Alasdair Allan and Pete Warden, a pair of security researchers, recently discovered that iPhones — as well as 3G-enabled iPads — running iOS 4 constantly record and store their users' locations in unencrypted files. These files are basically very long lists of latitude-longitude coordinates and timestamps, and they can be found on the devices themselves as well as within the software backups saved on users' computers.
Since the tracking data files are unencrypted and unsecured, they can easily be viewed by someone who has physical access to your iPhone, 3G-enabled iPad, or the computer which contains your iOS software backups. As far as anyone can tell at this point though, the data can not be viewed by someone without physical access to those devices — unless you were to copy and send it to him or her, of course.

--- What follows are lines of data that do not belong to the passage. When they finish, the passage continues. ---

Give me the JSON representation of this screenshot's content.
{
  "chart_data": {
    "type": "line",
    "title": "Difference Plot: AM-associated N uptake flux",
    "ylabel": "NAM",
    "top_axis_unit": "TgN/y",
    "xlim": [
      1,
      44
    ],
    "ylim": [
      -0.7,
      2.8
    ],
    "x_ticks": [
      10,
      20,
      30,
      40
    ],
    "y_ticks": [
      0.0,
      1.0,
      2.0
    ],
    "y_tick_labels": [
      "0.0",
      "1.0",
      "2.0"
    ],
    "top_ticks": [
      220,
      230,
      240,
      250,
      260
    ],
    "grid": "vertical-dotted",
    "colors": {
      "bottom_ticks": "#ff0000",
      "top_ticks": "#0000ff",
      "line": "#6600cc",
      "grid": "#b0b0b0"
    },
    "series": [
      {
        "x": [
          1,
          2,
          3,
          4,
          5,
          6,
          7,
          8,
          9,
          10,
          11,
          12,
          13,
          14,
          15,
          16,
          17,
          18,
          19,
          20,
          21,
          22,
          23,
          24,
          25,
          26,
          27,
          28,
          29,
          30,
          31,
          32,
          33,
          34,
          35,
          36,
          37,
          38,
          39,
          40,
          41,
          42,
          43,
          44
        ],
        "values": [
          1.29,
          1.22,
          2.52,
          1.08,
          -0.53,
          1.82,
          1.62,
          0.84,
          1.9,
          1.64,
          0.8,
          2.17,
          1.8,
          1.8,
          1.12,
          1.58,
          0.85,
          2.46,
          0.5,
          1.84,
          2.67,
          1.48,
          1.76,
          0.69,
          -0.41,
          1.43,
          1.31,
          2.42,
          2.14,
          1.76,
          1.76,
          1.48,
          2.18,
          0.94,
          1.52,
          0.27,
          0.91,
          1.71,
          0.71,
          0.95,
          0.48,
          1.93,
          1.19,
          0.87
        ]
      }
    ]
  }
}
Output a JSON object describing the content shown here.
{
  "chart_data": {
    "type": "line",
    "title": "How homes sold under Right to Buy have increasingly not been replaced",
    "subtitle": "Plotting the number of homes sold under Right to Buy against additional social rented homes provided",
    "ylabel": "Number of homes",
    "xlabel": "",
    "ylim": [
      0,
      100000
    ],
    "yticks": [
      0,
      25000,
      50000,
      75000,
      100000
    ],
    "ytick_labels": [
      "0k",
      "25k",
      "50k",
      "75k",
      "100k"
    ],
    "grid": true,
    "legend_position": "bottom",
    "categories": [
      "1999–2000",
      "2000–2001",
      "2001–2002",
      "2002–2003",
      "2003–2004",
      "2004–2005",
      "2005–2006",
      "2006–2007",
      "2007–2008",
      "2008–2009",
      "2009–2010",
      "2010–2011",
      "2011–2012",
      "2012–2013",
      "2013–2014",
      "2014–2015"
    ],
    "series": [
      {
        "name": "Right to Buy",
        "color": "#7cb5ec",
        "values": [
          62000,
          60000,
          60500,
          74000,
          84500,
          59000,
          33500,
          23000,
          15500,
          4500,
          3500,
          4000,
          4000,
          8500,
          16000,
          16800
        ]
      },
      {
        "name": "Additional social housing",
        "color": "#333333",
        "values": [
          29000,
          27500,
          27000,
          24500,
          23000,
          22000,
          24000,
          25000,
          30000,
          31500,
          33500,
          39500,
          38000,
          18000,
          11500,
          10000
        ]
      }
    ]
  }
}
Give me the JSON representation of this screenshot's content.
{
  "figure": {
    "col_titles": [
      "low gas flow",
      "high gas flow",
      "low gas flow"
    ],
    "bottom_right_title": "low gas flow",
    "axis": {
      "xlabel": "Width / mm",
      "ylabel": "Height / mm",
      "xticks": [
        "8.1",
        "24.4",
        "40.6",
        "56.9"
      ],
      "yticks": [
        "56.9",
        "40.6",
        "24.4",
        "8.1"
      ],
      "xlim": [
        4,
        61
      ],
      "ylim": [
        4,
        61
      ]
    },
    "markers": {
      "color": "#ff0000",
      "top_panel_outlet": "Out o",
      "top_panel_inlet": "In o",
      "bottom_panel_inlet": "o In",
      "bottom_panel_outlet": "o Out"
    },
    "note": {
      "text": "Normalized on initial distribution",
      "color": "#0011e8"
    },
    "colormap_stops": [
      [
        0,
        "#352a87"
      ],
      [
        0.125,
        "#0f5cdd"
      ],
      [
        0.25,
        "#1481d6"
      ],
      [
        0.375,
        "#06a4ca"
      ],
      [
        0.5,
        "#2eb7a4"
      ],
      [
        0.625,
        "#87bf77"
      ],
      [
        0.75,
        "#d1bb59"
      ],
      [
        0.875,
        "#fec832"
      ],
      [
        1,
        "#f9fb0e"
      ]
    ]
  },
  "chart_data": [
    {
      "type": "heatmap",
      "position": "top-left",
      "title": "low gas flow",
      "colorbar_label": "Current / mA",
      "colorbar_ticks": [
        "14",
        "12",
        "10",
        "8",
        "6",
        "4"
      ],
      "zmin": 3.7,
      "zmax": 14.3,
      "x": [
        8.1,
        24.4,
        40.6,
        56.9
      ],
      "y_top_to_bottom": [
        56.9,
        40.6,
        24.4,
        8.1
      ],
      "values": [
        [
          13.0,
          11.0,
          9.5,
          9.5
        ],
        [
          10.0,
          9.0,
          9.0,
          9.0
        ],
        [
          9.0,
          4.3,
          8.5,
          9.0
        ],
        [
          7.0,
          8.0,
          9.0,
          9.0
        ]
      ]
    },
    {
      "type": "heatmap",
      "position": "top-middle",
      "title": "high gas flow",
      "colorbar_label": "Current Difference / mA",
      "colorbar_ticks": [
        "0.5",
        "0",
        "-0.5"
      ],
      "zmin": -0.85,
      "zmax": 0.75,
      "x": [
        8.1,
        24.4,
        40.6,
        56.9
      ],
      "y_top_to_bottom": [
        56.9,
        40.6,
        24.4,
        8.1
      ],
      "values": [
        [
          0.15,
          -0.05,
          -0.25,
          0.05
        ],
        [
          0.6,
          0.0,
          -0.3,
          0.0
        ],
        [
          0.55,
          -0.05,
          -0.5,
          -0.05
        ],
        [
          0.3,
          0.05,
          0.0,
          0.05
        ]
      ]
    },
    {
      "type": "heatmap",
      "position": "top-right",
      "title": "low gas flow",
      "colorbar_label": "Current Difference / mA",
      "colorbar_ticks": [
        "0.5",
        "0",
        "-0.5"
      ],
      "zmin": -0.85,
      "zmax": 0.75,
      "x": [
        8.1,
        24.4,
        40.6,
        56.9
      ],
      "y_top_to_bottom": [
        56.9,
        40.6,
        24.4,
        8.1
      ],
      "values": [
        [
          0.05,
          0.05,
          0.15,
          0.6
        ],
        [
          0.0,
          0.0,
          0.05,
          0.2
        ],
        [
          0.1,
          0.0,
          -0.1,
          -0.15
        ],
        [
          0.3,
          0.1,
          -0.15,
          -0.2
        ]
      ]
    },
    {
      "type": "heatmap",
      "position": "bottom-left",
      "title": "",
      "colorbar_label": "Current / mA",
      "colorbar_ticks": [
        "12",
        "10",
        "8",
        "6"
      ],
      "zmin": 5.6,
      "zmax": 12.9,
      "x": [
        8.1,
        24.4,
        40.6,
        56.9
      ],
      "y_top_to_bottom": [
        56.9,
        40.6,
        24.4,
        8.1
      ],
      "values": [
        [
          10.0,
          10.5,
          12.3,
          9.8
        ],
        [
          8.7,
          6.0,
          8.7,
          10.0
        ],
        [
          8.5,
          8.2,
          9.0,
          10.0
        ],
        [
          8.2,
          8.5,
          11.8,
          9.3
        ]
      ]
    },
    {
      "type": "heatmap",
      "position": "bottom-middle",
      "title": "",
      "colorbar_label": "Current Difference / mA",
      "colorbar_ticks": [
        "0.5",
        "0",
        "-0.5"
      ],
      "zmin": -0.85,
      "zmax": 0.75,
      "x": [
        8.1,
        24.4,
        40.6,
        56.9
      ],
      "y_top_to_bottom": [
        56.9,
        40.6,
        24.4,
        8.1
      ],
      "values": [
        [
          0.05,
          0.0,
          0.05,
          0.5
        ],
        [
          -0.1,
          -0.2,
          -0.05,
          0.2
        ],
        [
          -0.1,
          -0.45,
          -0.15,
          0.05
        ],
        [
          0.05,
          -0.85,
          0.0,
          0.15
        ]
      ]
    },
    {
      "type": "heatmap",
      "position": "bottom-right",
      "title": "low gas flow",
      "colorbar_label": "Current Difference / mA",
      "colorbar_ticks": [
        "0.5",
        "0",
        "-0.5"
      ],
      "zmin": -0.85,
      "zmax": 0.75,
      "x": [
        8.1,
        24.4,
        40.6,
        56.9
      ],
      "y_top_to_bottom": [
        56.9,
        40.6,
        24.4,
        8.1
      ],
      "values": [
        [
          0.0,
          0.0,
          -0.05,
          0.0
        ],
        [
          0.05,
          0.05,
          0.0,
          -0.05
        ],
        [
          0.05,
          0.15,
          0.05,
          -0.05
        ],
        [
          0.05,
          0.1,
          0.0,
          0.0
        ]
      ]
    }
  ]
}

In order to demonstrate the extent of the data being recorded and stored, Allan and Warden have built and made available a Mac OS app called iPhone Tracker. If this app is opened on a Mac OS computer which has been used to sync an iPhone or 3G-enabled iPad, you will be able to view all the location data which has been recorded by your devices.
I decided to try the app out on my own computer and I chuckled when I saw the first map:
That map hardly revealed anything that a person who follows me on Twitter or Facebook wouldn't know! But then I picked one of those blue blobs on the map and zoomed in. Suddenly I wasn't laughing anymore — I was too busy watching an eerily accurate replay of my travels around my home.
For the sake of my own privacy, I won't show you maps which zoom in any further than the one above, but I assure you that some of the location markers get unnervingly close to some of my favorite haunts.
I was left slightly creeped out, but also in awe of what I was seeing. It was almost fun to take a trip through time — the app can show a time-lapse of the data — and memory. I was confused by some of the spots on the map, but then remembered that I had connecting flights go through those cities. Other spots had no explanation, but that could be due to the fact that cell-tower triangulation may have been used to record the data and led to a few inaccuracies.
Once the fun was over though, I was left with the same question you probably have right now: How can I protect this data?
Well, you're not going to like the answer. It turns out that there is no way to remove the data from your iPhone or 3G-enabled iPad — and there is no way to stop the devices from recording anything further. All you can do is secure the information that is on your computer — you can do so by selecting the "encrypted backups" options in the syncing settings — and be aware that all this data exists.
Allan and Warden have made it a point to reach out to Apple's product security team in hopes of gaining more information about the tracking feature.